Water Minister David Littleproud has demanded state governments build more dams as towns across Queensland and NSW run out of drinking water.
The federal cabinet minister on Tuesday levelled a pointed warning about Australia’s future water security as prolonged drought devastates regional communities.
“The states have been responsible for urban water since federation and should be taking the lead.

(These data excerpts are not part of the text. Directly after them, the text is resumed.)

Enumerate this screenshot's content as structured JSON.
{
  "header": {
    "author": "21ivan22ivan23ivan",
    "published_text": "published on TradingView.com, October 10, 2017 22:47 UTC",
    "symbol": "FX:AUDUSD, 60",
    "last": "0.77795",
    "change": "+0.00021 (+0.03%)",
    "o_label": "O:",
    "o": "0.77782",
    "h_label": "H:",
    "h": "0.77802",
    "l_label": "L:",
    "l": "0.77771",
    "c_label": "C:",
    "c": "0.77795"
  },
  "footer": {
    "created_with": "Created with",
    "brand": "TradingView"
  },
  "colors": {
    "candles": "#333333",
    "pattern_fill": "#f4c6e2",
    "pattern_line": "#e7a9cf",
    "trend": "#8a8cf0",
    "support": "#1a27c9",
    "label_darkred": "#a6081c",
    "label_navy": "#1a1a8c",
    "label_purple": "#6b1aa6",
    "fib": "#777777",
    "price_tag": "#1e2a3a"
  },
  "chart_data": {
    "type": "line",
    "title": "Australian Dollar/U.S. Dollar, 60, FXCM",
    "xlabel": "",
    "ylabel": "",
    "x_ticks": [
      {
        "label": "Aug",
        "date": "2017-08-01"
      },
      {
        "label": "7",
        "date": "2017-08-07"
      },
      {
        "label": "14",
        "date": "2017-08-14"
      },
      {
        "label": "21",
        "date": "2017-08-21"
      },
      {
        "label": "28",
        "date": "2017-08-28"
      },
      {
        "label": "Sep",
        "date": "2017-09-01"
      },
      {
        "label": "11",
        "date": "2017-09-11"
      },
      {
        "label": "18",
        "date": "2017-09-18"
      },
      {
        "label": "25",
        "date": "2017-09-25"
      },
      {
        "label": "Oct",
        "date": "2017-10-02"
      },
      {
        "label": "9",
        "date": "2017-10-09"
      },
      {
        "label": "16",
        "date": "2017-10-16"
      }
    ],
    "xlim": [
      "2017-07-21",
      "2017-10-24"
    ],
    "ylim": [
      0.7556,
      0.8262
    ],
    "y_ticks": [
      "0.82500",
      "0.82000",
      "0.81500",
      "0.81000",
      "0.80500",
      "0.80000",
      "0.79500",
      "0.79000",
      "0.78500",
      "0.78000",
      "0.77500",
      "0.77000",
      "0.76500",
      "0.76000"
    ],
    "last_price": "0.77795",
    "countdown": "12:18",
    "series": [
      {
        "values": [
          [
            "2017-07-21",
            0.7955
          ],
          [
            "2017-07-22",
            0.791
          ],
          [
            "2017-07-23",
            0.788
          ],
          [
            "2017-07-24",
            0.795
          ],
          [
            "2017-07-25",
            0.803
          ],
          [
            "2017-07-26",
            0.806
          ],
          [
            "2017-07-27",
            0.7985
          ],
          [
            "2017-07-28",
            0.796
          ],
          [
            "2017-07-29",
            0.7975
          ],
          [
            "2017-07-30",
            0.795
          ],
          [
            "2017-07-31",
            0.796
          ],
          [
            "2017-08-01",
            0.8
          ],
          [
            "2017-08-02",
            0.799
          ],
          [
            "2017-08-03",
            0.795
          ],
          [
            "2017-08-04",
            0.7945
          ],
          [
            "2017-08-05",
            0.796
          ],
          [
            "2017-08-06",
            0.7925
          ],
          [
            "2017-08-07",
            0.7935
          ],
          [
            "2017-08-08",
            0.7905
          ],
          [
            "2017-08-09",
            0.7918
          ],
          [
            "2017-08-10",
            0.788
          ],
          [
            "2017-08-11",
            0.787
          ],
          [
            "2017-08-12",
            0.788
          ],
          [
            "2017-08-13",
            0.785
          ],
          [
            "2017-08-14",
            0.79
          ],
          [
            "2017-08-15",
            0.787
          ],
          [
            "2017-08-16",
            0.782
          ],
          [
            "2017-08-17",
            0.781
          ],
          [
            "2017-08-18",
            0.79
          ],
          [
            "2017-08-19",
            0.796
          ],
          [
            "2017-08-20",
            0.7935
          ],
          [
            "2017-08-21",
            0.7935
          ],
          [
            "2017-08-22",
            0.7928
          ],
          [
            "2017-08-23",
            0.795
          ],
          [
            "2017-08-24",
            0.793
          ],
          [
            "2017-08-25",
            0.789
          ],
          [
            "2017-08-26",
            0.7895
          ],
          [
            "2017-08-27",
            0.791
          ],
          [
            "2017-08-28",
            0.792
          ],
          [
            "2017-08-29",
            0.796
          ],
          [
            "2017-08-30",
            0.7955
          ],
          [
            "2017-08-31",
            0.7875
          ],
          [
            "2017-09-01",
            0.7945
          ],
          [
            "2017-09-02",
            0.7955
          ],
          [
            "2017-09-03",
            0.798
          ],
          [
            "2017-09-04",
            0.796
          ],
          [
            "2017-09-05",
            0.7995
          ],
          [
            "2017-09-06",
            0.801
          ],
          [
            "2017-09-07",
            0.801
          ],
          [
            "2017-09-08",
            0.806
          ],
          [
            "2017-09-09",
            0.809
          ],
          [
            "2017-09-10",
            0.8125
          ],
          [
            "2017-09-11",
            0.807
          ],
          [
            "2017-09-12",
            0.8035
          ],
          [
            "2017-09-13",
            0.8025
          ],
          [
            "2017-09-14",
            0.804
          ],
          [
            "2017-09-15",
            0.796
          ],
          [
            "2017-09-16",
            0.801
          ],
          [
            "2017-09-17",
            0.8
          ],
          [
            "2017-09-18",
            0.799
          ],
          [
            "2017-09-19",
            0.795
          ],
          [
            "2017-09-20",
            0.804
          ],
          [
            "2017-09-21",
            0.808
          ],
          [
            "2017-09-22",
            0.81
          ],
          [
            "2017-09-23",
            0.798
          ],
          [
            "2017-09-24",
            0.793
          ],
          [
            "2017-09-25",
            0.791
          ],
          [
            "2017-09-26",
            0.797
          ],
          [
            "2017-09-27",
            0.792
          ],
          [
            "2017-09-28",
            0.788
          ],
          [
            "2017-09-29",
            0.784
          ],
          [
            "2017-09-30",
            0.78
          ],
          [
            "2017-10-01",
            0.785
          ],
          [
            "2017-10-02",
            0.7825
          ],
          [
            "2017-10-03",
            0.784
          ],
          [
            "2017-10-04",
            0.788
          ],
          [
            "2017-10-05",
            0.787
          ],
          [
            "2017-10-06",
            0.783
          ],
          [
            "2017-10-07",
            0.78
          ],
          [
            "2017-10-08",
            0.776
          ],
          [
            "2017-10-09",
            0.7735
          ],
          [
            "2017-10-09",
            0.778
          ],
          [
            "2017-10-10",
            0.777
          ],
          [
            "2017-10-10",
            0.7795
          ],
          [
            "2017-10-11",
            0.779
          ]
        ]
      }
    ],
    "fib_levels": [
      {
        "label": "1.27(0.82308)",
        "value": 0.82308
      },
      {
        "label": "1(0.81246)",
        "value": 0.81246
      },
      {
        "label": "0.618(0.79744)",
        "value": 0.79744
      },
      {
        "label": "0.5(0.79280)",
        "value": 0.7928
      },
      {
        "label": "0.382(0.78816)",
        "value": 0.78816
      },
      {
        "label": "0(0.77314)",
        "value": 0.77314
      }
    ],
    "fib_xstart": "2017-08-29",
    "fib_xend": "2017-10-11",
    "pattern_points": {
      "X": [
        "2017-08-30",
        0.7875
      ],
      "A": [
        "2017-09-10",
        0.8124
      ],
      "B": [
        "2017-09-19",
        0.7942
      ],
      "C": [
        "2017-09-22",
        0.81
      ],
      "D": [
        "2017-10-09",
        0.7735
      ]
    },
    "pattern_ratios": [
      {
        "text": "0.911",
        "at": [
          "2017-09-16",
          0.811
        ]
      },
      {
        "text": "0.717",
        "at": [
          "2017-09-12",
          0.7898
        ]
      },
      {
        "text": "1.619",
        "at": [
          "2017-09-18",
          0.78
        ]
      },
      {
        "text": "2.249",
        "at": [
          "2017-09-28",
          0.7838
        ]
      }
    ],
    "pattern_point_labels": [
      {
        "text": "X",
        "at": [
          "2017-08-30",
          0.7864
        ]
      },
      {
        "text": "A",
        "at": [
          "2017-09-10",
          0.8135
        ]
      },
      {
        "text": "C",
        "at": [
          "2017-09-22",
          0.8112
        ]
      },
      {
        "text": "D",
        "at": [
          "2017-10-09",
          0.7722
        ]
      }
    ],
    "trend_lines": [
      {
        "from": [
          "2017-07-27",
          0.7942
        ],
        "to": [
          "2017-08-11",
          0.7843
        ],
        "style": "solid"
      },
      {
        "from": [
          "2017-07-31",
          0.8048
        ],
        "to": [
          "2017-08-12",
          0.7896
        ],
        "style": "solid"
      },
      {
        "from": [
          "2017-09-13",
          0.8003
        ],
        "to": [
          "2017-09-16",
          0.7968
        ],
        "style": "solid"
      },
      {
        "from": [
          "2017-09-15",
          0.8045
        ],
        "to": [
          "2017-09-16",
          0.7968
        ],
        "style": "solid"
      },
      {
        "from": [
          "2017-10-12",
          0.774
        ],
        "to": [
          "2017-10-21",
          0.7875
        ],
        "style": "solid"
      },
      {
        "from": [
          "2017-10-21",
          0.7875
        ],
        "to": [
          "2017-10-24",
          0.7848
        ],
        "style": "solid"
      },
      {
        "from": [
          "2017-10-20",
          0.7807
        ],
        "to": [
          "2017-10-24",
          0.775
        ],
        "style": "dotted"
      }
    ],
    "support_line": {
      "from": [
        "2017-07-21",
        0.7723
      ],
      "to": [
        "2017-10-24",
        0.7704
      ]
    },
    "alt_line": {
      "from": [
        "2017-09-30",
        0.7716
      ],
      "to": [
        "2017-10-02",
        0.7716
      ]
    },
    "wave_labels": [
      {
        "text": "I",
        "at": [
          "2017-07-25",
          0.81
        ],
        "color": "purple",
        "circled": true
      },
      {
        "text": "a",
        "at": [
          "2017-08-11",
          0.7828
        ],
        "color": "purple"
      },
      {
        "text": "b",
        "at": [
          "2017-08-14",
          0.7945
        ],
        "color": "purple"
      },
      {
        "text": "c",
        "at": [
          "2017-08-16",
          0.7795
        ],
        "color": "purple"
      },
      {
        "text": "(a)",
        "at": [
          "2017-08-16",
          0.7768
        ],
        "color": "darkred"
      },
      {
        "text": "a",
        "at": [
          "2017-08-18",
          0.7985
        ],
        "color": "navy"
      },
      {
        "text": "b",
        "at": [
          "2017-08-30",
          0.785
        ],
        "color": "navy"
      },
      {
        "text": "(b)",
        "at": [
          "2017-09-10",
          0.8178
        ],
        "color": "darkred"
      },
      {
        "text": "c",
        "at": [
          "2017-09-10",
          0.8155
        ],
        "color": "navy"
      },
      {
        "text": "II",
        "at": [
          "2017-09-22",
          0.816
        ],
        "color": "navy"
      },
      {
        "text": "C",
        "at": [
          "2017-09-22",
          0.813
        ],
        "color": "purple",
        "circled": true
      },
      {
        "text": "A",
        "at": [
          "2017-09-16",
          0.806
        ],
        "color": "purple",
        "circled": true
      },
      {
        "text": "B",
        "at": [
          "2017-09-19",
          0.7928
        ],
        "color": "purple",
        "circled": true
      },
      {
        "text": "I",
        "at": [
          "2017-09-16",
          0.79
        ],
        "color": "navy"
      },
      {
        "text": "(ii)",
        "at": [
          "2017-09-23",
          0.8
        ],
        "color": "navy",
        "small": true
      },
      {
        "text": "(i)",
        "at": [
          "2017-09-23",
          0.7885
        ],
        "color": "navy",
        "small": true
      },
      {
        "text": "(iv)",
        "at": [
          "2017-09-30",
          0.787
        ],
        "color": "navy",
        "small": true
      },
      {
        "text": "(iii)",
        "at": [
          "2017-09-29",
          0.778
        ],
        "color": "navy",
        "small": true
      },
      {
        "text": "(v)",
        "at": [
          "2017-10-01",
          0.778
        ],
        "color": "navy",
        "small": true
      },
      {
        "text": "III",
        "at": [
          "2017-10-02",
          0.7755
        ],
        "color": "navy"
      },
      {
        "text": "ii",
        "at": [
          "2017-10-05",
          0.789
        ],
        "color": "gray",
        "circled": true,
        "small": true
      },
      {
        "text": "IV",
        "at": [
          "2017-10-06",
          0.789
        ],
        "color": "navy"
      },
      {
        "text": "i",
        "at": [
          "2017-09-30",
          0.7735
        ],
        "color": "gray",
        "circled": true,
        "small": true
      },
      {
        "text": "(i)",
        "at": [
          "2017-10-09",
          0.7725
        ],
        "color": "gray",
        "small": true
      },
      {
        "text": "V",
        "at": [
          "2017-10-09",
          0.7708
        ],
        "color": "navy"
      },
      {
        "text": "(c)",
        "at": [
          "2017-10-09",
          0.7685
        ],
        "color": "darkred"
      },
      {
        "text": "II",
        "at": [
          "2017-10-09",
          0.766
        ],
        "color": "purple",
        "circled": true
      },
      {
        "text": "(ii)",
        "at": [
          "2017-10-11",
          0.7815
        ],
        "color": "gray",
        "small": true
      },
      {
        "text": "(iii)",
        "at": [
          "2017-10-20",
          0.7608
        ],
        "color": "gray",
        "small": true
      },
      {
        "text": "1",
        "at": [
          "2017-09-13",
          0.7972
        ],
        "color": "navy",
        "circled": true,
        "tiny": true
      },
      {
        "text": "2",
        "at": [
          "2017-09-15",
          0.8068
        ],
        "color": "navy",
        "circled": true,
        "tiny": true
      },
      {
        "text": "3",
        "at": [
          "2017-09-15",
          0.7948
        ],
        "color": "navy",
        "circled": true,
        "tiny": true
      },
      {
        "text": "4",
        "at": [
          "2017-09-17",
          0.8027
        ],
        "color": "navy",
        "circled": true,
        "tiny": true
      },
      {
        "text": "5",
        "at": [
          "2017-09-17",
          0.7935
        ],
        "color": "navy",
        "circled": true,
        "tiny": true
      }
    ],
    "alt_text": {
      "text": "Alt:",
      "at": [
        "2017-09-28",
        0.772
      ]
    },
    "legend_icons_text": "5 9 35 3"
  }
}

They’re just not keeping up with their growing populations,” Mr Littleproud said.
Federal government analysis found at current rates water storage per person in NSW, Victoria and Queensland will fall by more than 30 per cent by 2030.
Of the 20 dams completed in Australia since 2003, 16 of them have been built in Tasmania.
“Building dams will make sure we still have clean drinking water in regional towns and bring down the price of water to produce food,” Mr Littleproud said.
“I want to see bulldozers digging holes for new water storage as soon as possible.”
The water minister said despite $1.3 billion being put on the table through the National Water Infrastructure Development Fund in 2015, most states had to be dragged “kicking and screaming” to build dams.
“This is not just about agriculture, it’s about water security and food prices in our towns and capital cities.”
Nationals leader Michael McCormack, who holds the infrastructure portfolio, has put $100 million into a National Water Grid to guide dam building.
Mr Littleproud also announced former National Farmers’ Federation president Brent Finlay would chair a committee to decide how the $100 million a year Future Drought Fund would spend its money.
Mr Finlay will be joined on the committee by Wendy Craik, Kate Andrews, Elizabeth Peterson and Caroline Welsh.
The consultative committee will develop the drought resilience funding plan, which will determine what types of programs are eligible for funding through the $3.9 billion kitty, predicted to rise to $5 billion over a decade.